Cübbeli Ahmet Hoca, Astronom Carlos Munoz Ferrada da dahil olmak üzere birçok beşeri ve dini alim Tarık yani Nibiru Yıldızı'nın geleceğini söylüyor. Ben de 3 yıldır Nibiru üzerine araştırmalar yapıyorum. Hadislerde, Kur'an'da, Hz.Ali'nin (ra) Hutbelerinde ve sahih din alimlerinin açıklamalarında adı geçen ve açıklanan bir yıldızdan bahsediyoruz. Yani varlığı ile Dünya'ya doğru geldiği konusunda herhangi bir tereddüdümüz yoktur. İnanan inanır, inanmayan da inanmaz. Kimseye bir zorlamamız yoktur.

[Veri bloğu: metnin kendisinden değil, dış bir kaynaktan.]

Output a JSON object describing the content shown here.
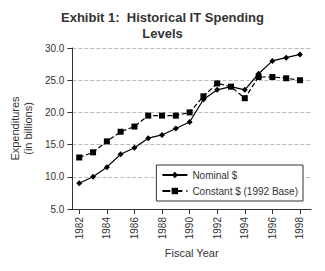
{
  "chart_data": {
    "type": "line",
    "title": "Exhibit 1:  Historical IT Spending\nLevels",
    "xlabel": "Fiscal Year",
    "ylabel": "Expenditures\n(in billions)",
    "x": [
      1982,
      1983,
      1984,
      1985,
      1986,
      1987,
      1988,
      1989,
      1990,
      1991,
      1992,
      1993,
      1994,
      1995,
      1996,
      1997,
      1998
    ],
    "series": [
      {
        "name": "Nominal $",
        "color": "#000000",
        "marker": "diamond",
        "line_style": "solid",
        "values": [
          9.0,
          10.0,
          11.5,
          13.5,
          14.5,
          16.0,
          16.5,
          17.5,
          18.5,
          22.0,
          23.5,
          24.0,
          23.5,
          26.0,
          28.0,
          28.5,
          29.0
        ]
      },
      {
        "name": "Constant $ (1992 Base)",
        "color": "#000000",
        "marker": "square",
        "line_style": "dashed",
        "values": [
          13.0,
          13.8,
          15.5,
          17.0,
          17.8,
          19.5,
          19.5,
          19.5,
          20.0,
          22.5,
          24.5,
          24.0,
          22.2,
          25.5,
          25.5,
          25.3,
          25.0
        ]
      }
    ],
    "xlim": [
      1981.5,
      1998.8
    ],
    "xticks": [
      1982,
      1984,
      1986,
      1988,
      1990,
      1992,
      1994,
      1996,
      1998
    ],
    "ylim": [
      5.0,
      30.0
    ],
    "yticks": [
      {
        "value": 5.0,
        "label": "5.0"
      },
      {
        "value": 10.0,
        "label": "10.0"
      },
      {
        "value": 15.0,
        "label": "15.0"
      },
      {
        "value": 20.0,
        "label": "20.0"
      },
      {
        "value": 25.0,
        "label": "25.0"
      },
      {
        "value": 30.0,
        "label": "30.0"
      }
    ],
    "grid": true,
    "legend": "lower right"
  }
}
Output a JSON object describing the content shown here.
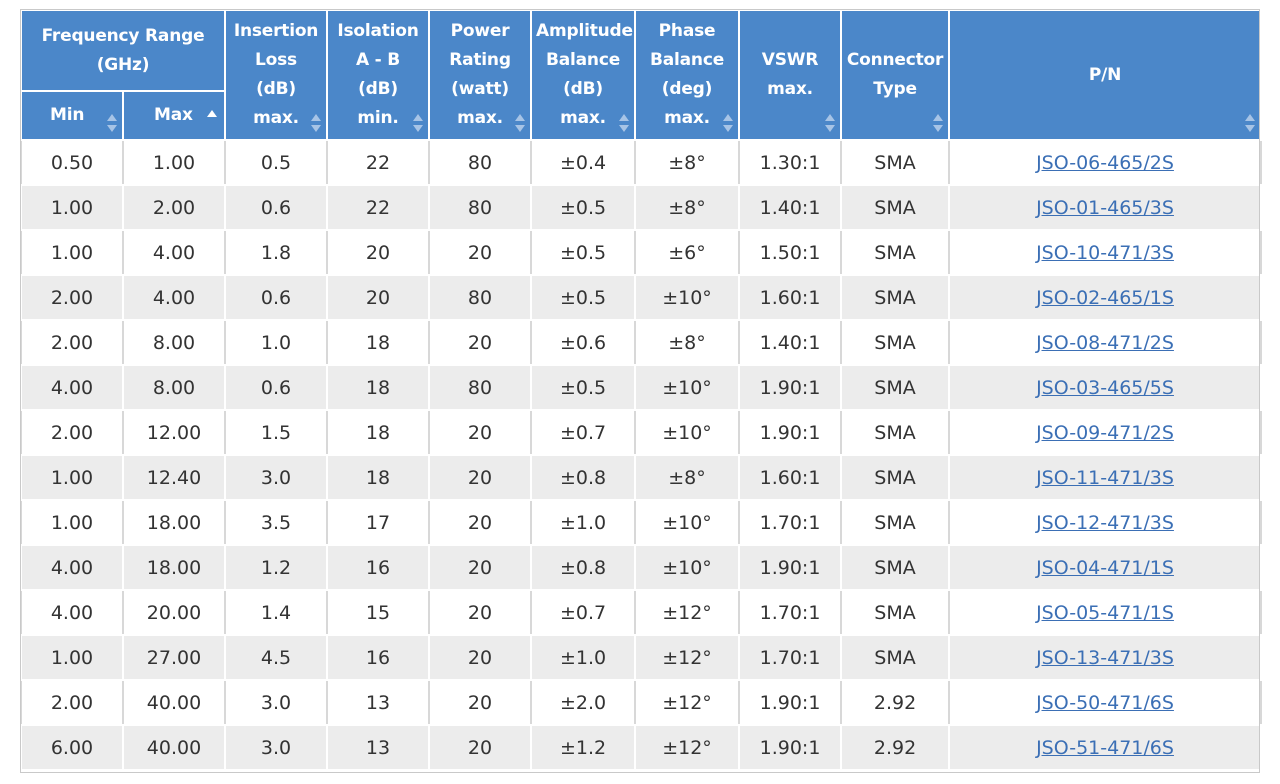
{
  "header": {
    "frequency_range": [
      "Frequency Range",
      "(GHz)"
    ],
    "min": "Min",
    "max": "Max",
    "insertion_loss": [
      "Insertion",
      "Loss",
      "(dB)",
      "max."
    ],
    "isolation": [
      "Isolation",
      "A - B",
      "(dB)",
      "min."
    ],
    "power_rating": [
      "Power",
      "Rating",
      "(watt)",
      "max."
    ],
    "amplitude_balance": [
      "Amplitude",
      "Balance",
      "(dB)",
      "max."
    ],
    "phase_balance": [
      "Phase",
      "Balance",
      "(deg)",
      "max."
    ],
    "vswr": [
      "VSWR",
      "max."
    ],
    "connector_type": [
      "Connector",
      "Type"
    ],
    "pn": "P/N"
  },
  "sort": {
    "column": "Max",
    "direction": "ascending"
  },
  "colors": {
    "header_bg": "#4b87c9",
    "header_text": "#ffffff",
    "stripe": "#ececec",
    "link": "#3b6fb5"
  },
  "rows": [
    {
      "min": "0.50",
      "max": "1.00",
      "il": "0.5",
      "iso": "22",
      "pwr": "80",
      "amp": "±0.4",
      "phase": "±8°",
      "vswr": "1.30:1",
      "conn": "SMA",
      "pn": "JSO-06-465/2S"
    },
    {
      "min": "1.00",
      "max": "2.00",
      "il": "0.6",
      "iso": "22",
      "pwr": "80",
      "amp": "±0.5",
      "phase": "±8°",
      "vswr": "1.40:1",
      "conn": "SMA",
      "pn": "JSO-01-465/3S"
    },
    {
      "min": "1.00",
      "max": "4.00",
      "il": "1.8",
      "iso": "20",
      "pwr": "20",
      "amp": "±0.5",
      "phase": "±6°",
      "vswr": "1.50:1",
      "conn": "SMA",
      "pn": "JSO-10-471/3S"
    },
    {
      "min": "2.00",
      "max": "4.00",
      "il": "0.6",
      "iso": "20",
      "pwr": "80",
      "amp": "±0.5",
      "phase": "±10°",
      "vswr": "1.60:1",
      "conn": "SMA",
      "pn": "JSO-02-465/1S"
    },
    {
      "min": "2.00",
      "max": "8.00",
      "il": "1.0",
      "iso": "18",
      "pwr": "20",
      "amp": "±0.6",
      "phase": "±8°",
      "vswr": "1.40:1",
      "conn": "SMA",
      "pn": "JSO-08-471/2S"
    },
    {
      "min": "4.00",
      "max": "8.00",
      "il": "0.6",
      "iso": "18",
      "pwr": "80",
      "amp": "±0.5",
      "phase": "±10°",
      "vswr": "1.90:1",
      "conn": "SMA",
      "pn": "JSO-03-465/5S"
    },
    {
      "min": "2.00",
      "max": "12.00",
      "il": "1.5",
      "iso": "18",
      "pwr": "20",
      "amp": "±0.7",
      "phase": "±10°",
      "vswr": "1.90:1",
      "conn": "SMA",
      "pn": "JSO-09-471/2S"
    },
    {
      "min": "1.00",
      "max": "12.40",
      "il": "3.0",
      "iso": "18",
      "pwr": "20",
      "amp": "±0.8",
      "phase": "±8°",
      "vswr": "1.60:1",
      "conn": "SMA",
      "pn": "JSO-11-471/3S"
    },
    {
      "min": "1.00",
      "max": "18.00",
      "il": "3.5",
      "iso": "17",
      "pwr": "20",
      "amp": "±1.0",
      "phase": "±10°",
      "vswr": "1.70:1",
      "conn": "SMA",
      "pn": "JSO-12-471/3S"
    },
    {
      "min": "4.00",
      "max": "18.00",
      "il": "1.2",
      "iso": "16",
      "pwr": "20",
      "amp": "±0.8",
      "phase": "±10°",
      "vswr": "1.90:1",
      "conn": "SMA",
      "pn": "JSO-04-471/1S"
    },
    {
      "min": "4.00",
      "max": "20.00",
      "il": "1.4",
      "iso": "15",
      "pwr": "20",
      "amp": "±0.7",
      "phase": "±12°",
      "vswr": "1.70:1",
      "conn": "SMA",
      "pn": "JSO-05-471/1S"
    },
    {
      "min": "1.00",
      "max": "27.00",
      "il": "4.5",
      "iso": "16",
      "pwr": "20",
      "amp": "±1.0",
      "phase": "±12°",
      "vswr": "1.70:1",
      "conn": "SMA",
      "pn": "JSO-13-471/3S"
    },
    {
      "min": "2.00",
      "max": "40.00",
      "il": "3.0",
      "iso": "13",
      "pwr": "20",
      "amp": "±2.0",
      "phase": "±12°",
      "vswr": "1.90:1",
      "conn": "2.92",
      "pn": "JSO-50-471/6S"
    },
    {
      "min": "6.00",
      "max": "40.00",
      "il": "3.0",
      "iso": "13",
      "pwr": "20",
      "amp": "±1.2",
      "phase": "±12°",
      "vswr": "1.90:1",
      "conn": "2.92",
      "pn": "JSO-51-471/6S"
    }
  ]
}
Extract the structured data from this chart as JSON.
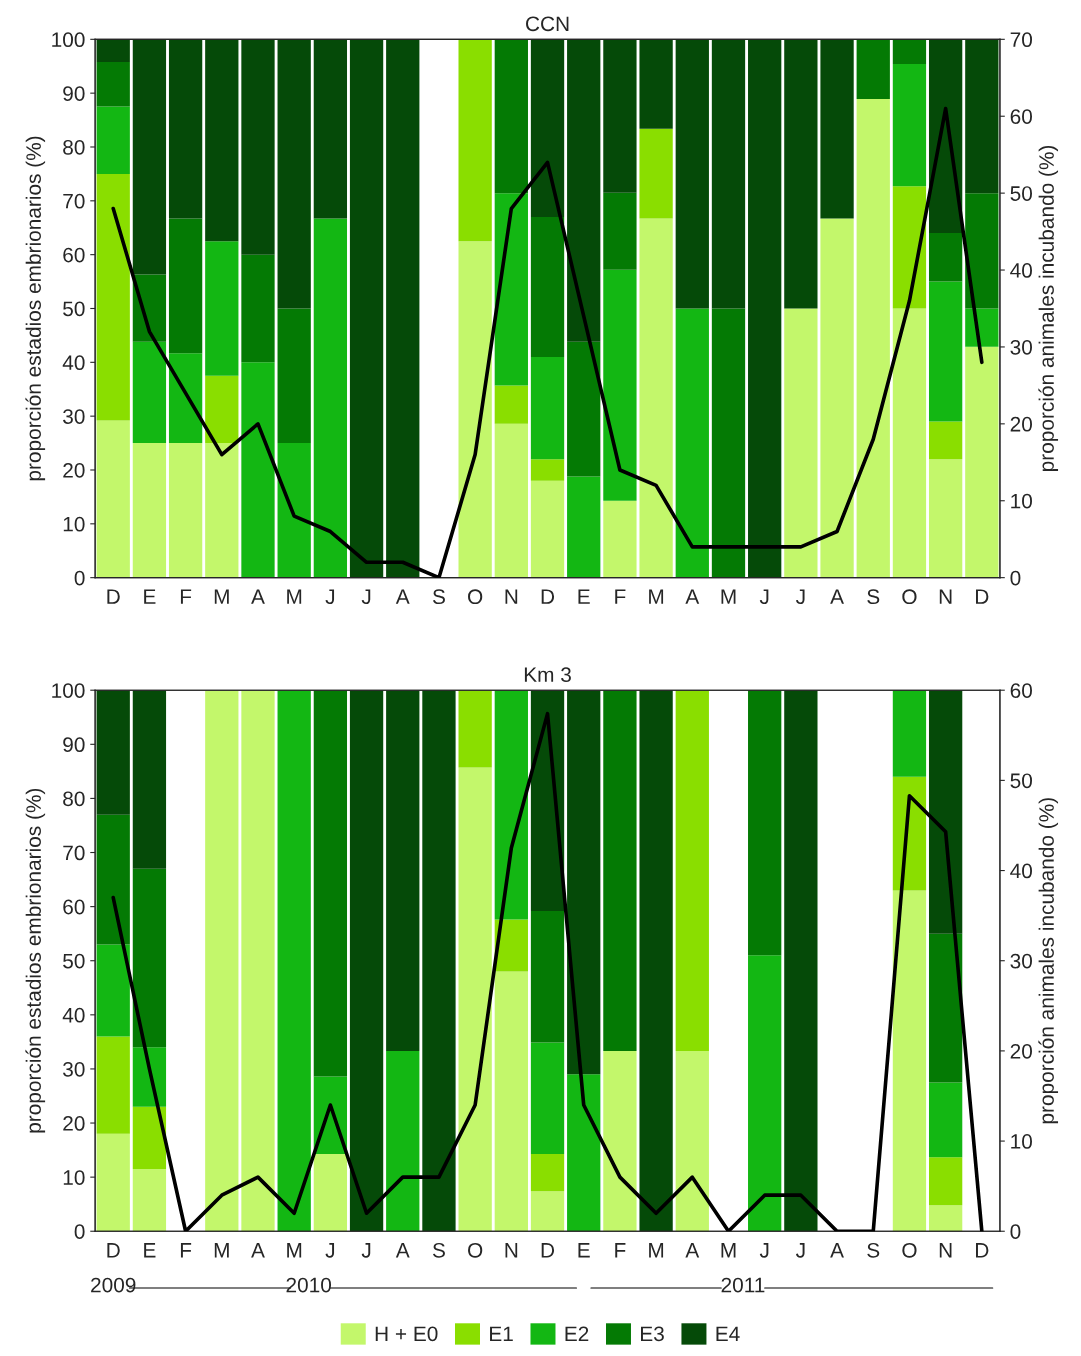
{
  "chart_data": [
    {
      "type": "bar",
      "title": "CCN",
      "ylabel": "proporción estadios embrionarios (%)",
      "y2label": "proporción animales incubando (%)",
      "stacked": true,
      "grid": false,
      "legend": false,
      "categories": [
        "D",
        "E",
        "F",
        "M",
        "A",
        "M",
        "J",
        "J",
        "A",
        "S",
        "O",
        "N",
        "D",
        "E",
        "F",
        "M",
        "A",
        "M",
        "J",
        "J",
        "A",
        "S",
        "O",
        "N",
        "D"
      ],
      "ylim": [
        0,
        100
      ],
      "yticks": [
        0,
        10,
        20,
        30,
        40,
        50,
        60,
        70,
        80,
        90,
        100
      ],
      "y2lim": [
        0,
        70
      ],
      "y2ticks": [
        0,
        10,
        20,
        30,
        40,
        50,
        60,
        70
      ],
      "series": [
        {
          "color": "#c3f76b",
          "values": [
            29.2,
            25,
            25,
            25,
            0,
            0,
            0,
            0,
            0,
            0,
            62.5,
            28.6,
            18,
            0,
            14.3,
            66.7,
            0,
            0,
            0,
            50,
            66.7,
            88.9,
            50,
            22,
            42.9
          ]
        },
        {
          "color": "#8ade00",
          "values": [
            45.8,
            0,
            0,
            12.5,
            0,
            0,
            0,
            0,
            0,
            0,
            37.5,
            7.1,
            4,
            0,
            0,
            16.7,
            0,
            0,
            0,
            0,
            0,
            0,
            22.7,
            7,
            0
          ]
        },
        {
          "color": "#13b713",
          "values": [
            12.5,
            18.8,
            16.7,
            25,
            40,
            25,
            66.7,
            0,
            0,
            0,
            0,
            35.7,
            19,
            18.8,
            42.9,
            0,
            50,
            0,
            0,
            0,
            0,
            0,
            22.7,
            26,
            7.1
          ]
        },
        {
          "color": "#047a04",
          "values": [
            8.3,
            12.5,
            25,
            0,
            20,
            25,
            0,
            0,
            0,
            0,
            0,
            28.6,
            26,
            25,
            14.3,
            0,
            0,
            50,
            0,
            0,
            0,
            11.1,
            4.6,
            9,
            21.4
          ]
        },
        {
          "color": "#054a08",
          "values": [
            4.2,
            43.8,
            33.3,
            37.5,
            40,
            50,
            33.3,
            100,
            100,
            0,
            0,
            0,
            33,
            56.2,
            28.5,
            16.6,
            50,
            50,
            100,
            50,
            33.3,
            0,
            0,
            36,
            28.6
          ]
        },
        {
          "type": "line",
          "axis": "y2",
          "color": "#000000",
          "values": [
            48,
            32,
            24,
            16,
            20,
            8,
            6,
            2,
            2,
            0,
            16,
            48,
            54,
            34,
            14,
            12,
            4,
            4,
            4,
            4,
            6,
            18,
            36,
            61,
            28
          ]
        }
      ]
    },
    {
      "type": "bar",
      "title": "Km 3",
      "ylabel": "proporción estadios embrionarios (%)",
      "y2label": "proporción animales incubando (%)",
      "stacked": true,
      "grid": false,
      "legend": "bottom",
      "categories": [
        "D",
        "E",
        "F",
        "M",
        "A",
        "M",
        "J",
        "J",
        "A",
        "S",
        "O",
        "N",
        "D",
        "E",
        "F",
        "M",
        "A",
        "M",
        "J",
        "J",
        "A",
        "S",
        "O",
        "N",
        "D"
      ],
      "ylim": [
        0,
        100
      ],
      "yticks": [
        0,
        10,
        20,
        30,
        40,
        50,
        60,
        70,
        80,
        90,
        100
      ],
      "y2lim": [
        0,
        60
      ],
      "y2ticks": [
        0,
        10,
        20,
        30,
        40,
        50,
        60
      ],
      "annotations": [
        "2009",
        "2010",
        "2011"
      ],
      "series": [
        {
          "name": "H + E0",
          "color": "#c3f76b",
          "values": [
            18,
            11.5,
            0,
            100,
            100,
            0,
            14.3,
            0,
            0,
            0,
            85.7,
            48,
            7.4,
            0,
            33.3,
            0,
            33.3,
            0,
            0,
            0,
            0,
            0,
            63,
            4.8,
            0
          ]
        },
        {
          "name": "E1",
          "color": "#8ade00",
          "values": [
            18,
            11.5,
            0,
            0,
            0,
            0,
            0,
            0,
            0,
            0,
            14.3,
            9.6,
            6.9,
            0,
            0,
            0,
            66.7,
            0,
            0,
            0,
            0,
            0,
            21,
            8.9,
            0
          ]
        },
        {
          "name": "E2",
          "color": "#13b713",
          "values": [
            17,
            11,
            0,
            0,
            0,
            100,
            14.3,
            0,
            33.3,
            0,
            0,
            42.4,
            20.6,
            29,
            0,
            0,
            0,
            0,
            51,
            0,
            0,
            0,
            16,
            13.8,
            0
          ]
        },
        {
          "name": "E3",
          "color": "#047a04",
          "values": [
            24,
            33,
            0,
            0,
            0,
            0,
            71.4,
            0,
            0,
            0,
            0,
            0,
            24.3,
            0,
            66.7,
            0,
            0,
            0,
            49,
            0,
            0,
            0,
            0,
            27.5,
            0
          ]
        },
        {
          "name": "E4",
          "color": "#054a08",
          "values": [
            23,
            33,
            0,
            0,
            0,
            0,
            0,
            100,
            66.7,
            100,
            0,
            0,
            40.8,
            71,
            0,
            100,
            0,
            0,
            0,
            100,
            0,
            0,
            0,
            45,
            0
          ]
        },
        {
          "type": "line",
          "axis": "y2",
          "color": "#000000",
          "values": [
            37,
            18,
            0,
            4,
            6,
            2,
            14,
            2,
            6,
            6,
            14,
            42.5,
            57.4,
            14,
            6,
            2,
            6,
            0,
            4,
            4,
            0,
            0,
            48.3,
            44.3,
            0
          ]
        }
      ]
    }
  ]
}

"Sen Nibiru'nun geleceğini söyleyip bizi korkuttun" diyenlere de ne diyeceğimi bilemiyorum. Hiç kendi yaşamınızı tartmıyorsunuz, gelip bana "korkutuyorsun" diyorsunuz. Allah'tan korkmayana Allah dünyalık korkular verir. Korkuyorsan da benim anlattıklarımı takip etme. Sana zorla "gel beni takip et" diyen mi oldu? Korktun da ne yaptın? Dünyada onca şey oluyor, hiçbirisinden korkmuyorsun da bizim anlattıklarımızı dinleyince mi korktun? Bu da tam bir ikiyüzlülüktür.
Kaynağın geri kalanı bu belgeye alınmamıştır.